Lo internaron de urgencia y lo salvaron in extremis, aunque quedó casi completamente paralizado del lado derecho. Cuando los médicos creyeron que estaba fuera de peligro, Stuart decidió pasar el período de convalecencia en el piso de la familia, atendido por una multitud de enfermeras demasiado bien pagadas que se afanaban por atenderlo lo mejor posible.
Chandelle vivió la muerte de la madre con absoluta indiferencia, aunque en los funerales consiguió mostrar la expresión de circunstancias que corresponde a tan triste pérdida. La enfermedad del padre, reducido a una figura torcida, casi cubista, la llenó, en cambio, de asco y repulsión. Se encontraba en la casa con esa especie de hombre, tendido en una cama, alimentado con suero porque la boca fruncida de un lado le impedía ingerir cualquier cosa, con un perenne hilo de baba que le caía por un lado.
Nunca había querido a su padre, pero ahora ese ser en el que se había transformado le daba asco. Su repulsión y su mente perversa se aliaron para urdir un plan. Chandelle no tuvo el menor dilema moral. Pensó que era algo totalmente normal, la única solución para resolver sus problemas de una vez por todas. Tras unas pocas pero escogidas investigaciones, empezó a cuidar personalmente a quien en su interior definía con mofa como «el querido convaleciente».
Se transformó de repente en una hija devota y preocupada.
Con la excusa de atender personalmente a su padre, muchas veces reemplazaba a las enfermeras, mucho más interesadas en cobrar que en velar por él. Descubrió que había una vitamina que aumentaba considerablemente la coagulación de la sangre. Cada vez que se quedaba a solas con él, aprovechando los momentos en que se adormecía, inyectaba cantidades masivas de esta vitamina en la cánula del suero que le alimentaba.

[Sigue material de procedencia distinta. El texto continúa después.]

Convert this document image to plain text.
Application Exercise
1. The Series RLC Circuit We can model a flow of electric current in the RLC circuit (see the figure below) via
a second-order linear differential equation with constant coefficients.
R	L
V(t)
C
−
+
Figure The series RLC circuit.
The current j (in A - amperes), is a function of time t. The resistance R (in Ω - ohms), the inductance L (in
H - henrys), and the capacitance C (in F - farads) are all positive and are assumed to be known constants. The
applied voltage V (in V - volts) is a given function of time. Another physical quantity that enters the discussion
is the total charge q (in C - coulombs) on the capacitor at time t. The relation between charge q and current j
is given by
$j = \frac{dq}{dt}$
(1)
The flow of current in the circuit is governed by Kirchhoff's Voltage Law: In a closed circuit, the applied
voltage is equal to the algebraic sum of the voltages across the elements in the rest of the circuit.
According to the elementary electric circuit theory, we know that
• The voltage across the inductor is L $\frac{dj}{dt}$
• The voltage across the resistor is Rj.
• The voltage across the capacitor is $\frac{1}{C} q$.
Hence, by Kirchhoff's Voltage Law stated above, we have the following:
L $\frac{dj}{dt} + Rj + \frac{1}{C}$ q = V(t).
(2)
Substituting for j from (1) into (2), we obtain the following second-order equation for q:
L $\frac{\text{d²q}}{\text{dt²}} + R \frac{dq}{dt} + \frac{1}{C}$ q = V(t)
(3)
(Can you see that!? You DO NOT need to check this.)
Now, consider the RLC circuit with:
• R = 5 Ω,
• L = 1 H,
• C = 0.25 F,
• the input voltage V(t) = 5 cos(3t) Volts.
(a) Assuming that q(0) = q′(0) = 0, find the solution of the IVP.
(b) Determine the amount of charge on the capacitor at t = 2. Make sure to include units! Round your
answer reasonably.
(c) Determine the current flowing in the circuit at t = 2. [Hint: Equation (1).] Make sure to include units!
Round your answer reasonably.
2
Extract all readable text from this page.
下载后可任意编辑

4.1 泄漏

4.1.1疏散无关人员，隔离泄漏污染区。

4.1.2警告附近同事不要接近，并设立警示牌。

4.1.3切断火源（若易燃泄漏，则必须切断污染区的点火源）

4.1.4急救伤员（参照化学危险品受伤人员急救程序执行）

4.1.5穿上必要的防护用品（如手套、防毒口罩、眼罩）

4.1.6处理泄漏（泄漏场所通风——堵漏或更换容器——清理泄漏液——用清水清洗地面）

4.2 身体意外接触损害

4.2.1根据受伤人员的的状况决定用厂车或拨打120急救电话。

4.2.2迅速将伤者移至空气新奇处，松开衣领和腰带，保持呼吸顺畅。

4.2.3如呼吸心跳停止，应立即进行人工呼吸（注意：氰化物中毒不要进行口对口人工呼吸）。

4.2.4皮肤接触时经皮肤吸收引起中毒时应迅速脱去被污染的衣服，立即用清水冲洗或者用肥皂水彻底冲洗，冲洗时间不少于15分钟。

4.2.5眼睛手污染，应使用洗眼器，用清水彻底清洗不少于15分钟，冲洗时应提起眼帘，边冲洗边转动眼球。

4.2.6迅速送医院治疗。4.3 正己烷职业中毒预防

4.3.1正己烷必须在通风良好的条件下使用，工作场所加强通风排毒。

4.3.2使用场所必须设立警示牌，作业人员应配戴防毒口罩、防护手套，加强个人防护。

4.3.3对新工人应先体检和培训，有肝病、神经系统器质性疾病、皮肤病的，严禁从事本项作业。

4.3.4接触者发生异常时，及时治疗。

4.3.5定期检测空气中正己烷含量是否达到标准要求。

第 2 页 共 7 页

Chandelle recordaba perfectamente la noche en que, después de la enésima dosis, su padre abrió los ojos y la vio de pie junto a la cama con la jeringa en la mano. Un instante después su mirada se perdió en el vacío del que ve que llega el final y solo puede aceptarlo para poner fin al miedo a la muerte.
Fascinada, Chandelle siguió las variaciones del diagrama que mostraban los latidos del corazón del enfermo en un monitor situado a un lado de la cama. Vio cómo disminuían progresivamente, hasta que finalmente comprobó con sus propios ojos que el corazón había dejado de latir.